The soft, steady murmur of the wind that crept through the pines was intensified here by the smaller growth, and to Shelley it made music so exquisite as to bring tears to her eyes. The warm sun beating down on her shoulders, the fragrance of the pines, the soft murmur of the wind all gave her a feeling she had never experienced before. It was an unforgettable moment in which she forgot everything else.

Jim looked down at her as she stood there, her rapt face lifted, her eyes closed, and suddenly, as though moved by some compulsion he could not evade, he bent his head and set his mouth on her soft, parted lips.

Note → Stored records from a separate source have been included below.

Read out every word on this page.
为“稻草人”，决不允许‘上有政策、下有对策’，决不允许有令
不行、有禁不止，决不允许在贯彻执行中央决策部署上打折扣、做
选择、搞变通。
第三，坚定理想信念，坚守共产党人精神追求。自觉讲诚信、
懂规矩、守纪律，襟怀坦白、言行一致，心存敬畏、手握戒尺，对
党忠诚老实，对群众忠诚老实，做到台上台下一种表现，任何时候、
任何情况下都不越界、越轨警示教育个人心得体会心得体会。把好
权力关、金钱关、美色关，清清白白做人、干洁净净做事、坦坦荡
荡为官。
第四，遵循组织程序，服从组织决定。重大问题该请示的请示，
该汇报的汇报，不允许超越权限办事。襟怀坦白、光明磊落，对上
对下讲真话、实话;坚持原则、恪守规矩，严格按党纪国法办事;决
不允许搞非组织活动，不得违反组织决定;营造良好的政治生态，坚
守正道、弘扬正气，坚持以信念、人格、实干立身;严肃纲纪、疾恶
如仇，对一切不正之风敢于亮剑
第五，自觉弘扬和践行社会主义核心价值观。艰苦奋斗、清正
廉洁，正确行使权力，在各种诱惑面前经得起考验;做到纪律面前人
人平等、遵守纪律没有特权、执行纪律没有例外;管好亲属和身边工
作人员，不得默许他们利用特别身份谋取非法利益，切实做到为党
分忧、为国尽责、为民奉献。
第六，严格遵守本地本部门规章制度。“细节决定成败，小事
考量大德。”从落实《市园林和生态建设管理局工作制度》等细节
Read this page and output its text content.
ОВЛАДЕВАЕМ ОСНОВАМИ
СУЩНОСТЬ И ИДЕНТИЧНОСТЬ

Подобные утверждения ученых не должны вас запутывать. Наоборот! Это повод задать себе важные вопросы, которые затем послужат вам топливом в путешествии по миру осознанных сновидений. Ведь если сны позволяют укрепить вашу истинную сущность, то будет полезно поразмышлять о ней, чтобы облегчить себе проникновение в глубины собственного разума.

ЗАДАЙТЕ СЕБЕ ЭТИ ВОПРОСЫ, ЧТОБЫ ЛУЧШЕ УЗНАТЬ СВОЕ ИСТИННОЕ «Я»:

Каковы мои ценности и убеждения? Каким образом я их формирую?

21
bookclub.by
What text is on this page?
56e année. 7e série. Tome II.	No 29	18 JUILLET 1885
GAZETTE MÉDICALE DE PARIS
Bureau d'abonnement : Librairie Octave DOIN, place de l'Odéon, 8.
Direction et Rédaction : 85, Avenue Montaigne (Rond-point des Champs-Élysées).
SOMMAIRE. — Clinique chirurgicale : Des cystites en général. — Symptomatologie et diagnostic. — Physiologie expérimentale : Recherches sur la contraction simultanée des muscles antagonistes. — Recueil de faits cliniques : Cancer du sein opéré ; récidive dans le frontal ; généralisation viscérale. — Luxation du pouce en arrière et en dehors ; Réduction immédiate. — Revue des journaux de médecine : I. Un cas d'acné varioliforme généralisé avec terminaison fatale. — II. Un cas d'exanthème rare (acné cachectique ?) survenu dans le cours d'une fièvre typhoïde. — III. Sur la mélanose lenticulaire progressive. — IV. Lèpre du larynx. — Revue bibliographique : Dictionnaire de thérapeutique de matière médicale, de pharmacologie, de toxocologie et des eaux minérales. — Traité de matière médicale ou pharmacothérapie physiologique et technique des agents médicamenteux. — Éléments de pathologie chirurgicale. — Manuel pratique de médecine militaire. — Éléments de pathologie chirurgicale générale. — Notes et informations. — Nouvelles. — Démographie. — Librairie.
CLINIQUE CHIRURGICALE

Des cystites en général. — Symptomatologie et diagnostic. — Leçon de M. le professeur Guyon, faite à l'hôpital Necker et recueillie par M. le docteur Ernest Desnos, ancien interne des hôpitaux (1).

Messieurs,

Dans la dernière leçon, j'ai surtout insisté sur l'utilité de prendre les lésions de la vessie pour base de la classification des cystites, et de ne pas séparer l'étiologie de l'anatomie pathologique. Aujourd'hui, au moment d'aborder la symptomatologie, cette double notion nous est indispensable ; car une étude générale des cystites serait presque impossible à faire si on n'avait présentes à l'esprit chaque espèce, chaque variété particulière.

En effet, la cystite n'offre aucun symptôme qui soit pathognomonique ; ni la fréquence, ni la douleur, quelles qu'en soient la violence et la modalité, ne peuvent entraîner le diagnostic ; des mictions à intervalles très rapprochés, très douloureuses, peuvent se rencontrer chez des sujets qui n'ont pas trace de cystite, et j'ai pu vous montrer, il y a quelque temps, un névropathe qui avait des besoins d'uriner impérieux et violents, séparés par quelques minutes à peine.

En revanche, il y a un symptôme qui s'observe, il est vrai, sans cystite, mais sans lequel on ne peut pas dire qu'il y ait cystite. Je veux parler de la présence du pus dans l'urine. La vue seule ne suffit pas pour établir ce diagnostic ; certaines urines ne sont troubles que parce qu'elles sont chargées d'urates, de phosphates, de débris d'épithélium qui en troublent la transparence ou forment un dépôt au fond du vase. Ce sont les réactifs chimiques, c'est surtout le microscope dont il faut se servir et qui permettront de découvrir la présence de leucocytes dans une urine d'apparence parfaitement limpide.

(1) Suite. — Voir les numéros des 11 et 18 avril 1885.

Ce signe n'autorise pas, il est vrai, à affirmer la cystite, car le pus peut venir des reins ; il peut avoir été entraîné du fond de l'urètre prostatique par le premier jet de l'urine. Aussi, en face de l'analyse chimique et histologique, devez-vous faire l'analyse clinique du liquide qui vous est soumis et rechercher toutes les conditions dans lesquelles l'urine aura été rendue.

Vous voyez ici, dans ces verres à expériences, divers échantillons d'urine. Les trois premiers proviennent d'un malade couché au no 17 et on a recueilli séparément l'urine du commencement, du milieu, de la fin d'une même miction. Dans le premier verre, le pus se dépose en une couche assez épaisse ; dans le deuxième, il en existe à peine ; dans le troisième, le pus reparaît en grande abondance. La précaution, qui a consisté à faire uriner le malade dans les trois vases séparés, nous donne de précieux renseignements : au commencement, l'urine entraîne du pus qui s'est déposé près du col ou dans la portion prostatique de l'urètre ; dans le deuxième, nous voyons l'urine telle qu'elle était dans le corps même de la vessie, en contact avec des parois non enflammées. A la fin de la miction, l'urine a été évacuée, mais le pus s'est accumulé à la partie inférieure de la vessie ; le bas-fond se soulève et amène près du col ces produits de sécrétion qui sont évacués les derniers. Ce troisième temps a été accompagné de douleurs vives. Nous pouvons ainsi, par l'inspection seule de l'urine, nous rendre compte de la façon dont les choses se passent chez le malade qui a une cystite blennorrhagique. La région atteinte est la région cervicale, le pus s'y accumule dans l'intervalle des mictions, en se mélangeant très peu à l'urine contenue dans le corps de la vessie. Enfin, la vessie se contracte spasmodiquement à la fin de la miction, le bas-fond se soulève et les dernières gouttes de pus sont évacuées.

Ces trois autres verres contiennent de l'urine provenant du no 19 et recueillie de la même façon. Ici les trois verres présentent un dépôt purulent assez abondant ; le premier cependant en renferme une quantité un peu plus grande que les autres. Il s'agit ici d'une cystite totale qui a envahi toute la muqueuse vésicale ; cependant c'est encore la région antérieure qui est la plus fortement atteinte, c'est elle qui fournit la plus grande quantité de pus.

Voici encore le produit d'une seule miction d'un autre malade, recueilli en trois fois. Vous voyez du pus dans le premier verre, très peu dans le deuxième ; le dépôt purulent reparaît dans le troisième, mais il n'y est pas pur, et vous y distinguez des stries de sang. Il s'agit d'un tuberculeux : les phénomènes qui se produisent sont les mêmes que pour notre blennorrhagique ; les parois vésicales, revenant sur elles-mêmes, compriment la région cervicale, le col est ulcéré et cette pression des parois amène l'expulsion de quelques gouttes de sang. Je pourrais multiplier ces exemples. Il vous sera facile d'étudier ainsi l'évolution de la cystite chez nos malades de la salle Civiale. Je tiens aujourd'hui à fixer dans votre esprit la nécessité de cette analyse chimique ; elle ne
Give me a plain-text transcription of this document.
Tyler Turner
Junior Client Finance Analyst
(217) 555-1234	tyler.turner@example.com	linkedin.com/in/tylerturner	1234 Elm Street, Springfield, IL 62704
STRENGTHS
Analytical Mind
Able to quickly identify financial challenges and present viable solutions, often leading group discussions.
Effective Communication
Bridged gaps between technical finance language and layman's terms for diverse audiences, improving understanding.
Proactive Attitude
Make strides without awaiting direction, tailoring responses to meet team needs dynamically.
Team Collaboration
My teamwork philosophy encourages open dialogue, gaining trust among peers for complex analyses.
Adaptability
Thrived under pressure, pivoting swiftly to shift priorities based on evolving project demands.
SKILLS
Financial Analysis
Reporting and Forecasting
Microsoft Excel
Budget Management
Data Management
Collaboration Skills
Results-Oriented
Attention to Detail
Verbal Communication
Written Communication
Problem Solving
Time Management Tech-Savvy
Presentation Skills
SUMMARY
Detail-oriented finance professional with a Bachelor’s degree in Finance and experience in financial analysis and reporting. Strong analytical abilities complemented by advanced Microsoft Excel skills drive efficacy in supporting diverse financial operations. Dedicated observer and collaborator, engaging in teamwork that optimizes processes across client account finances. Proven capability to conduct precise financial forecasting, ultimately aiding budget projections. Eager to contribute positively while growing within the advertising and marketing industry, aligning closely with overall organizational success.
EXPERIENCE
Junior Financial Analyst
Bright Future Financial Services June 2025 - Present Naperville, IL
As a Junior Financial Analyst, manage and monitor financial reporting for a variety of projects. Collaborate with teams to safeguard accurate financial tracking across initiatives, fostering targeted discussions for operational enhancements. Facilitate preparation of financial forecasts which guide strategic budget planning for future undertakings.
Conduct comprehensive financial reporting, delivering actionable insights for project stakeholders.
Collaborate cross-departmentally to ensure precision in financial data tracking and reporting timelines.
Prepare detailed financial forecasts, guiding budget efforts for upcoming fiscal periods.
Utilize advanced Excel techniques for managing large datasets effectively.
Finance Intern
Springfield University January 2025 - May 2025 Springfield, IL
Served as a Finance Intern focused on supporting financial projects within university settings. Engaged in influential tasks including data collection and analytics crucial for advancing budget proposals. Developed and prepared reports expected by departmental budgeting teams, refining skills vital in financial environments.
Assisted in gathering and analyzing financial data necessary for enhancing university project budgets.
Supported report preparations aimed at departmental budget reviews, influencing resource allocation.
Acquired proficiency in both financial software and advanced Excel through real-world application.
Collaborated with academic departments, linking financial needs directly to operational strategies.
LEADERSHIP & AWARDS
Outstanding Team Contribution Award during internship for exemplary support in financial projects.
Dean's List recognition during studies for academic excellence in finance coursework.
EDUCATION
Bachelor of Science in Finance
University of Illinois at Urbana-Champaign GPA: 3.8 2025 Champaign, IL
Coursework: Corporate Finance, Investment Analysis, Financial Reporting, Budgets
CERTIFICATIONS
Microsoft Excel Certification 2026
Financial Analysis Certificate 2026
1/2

For a startled moment Shelley was quite still, accepting his kiss, savoring it; not quite sure whether she returned it or not; knowing only that it was the final exquisite touch to a perfect moment.

It was Jim who broke the moment. Jim who raised his head and stared down at her, his face taut and pale behind his sun-bronze, and took a backward step, as though startled. His voice came faintly to Shelley, his words scarcely audible, despite the tension with which she listened.

“Now, why the dickens do you suppose I did that?” His tone was one of amazement and honest bewilderment.

For an instant Shelley was shaken to her very toes by that kiss; and then she made a flying clutch at her common sense. Absurdly enough, she had to fight tears before she could manage a gay, flippant answer in a slightly unsteady voice.

“Why, I
asked
for it!” she told him then.

Jim was more startled than ever. “Asked for it?”

“Of course! Don't you know that old trick of counting the stars? When a girl says, ‘Look at the stars. Aren't they beautiful?' and tilts her head and closes her eyes—well, only a cad and a bounder would refuse to accept what she offers!”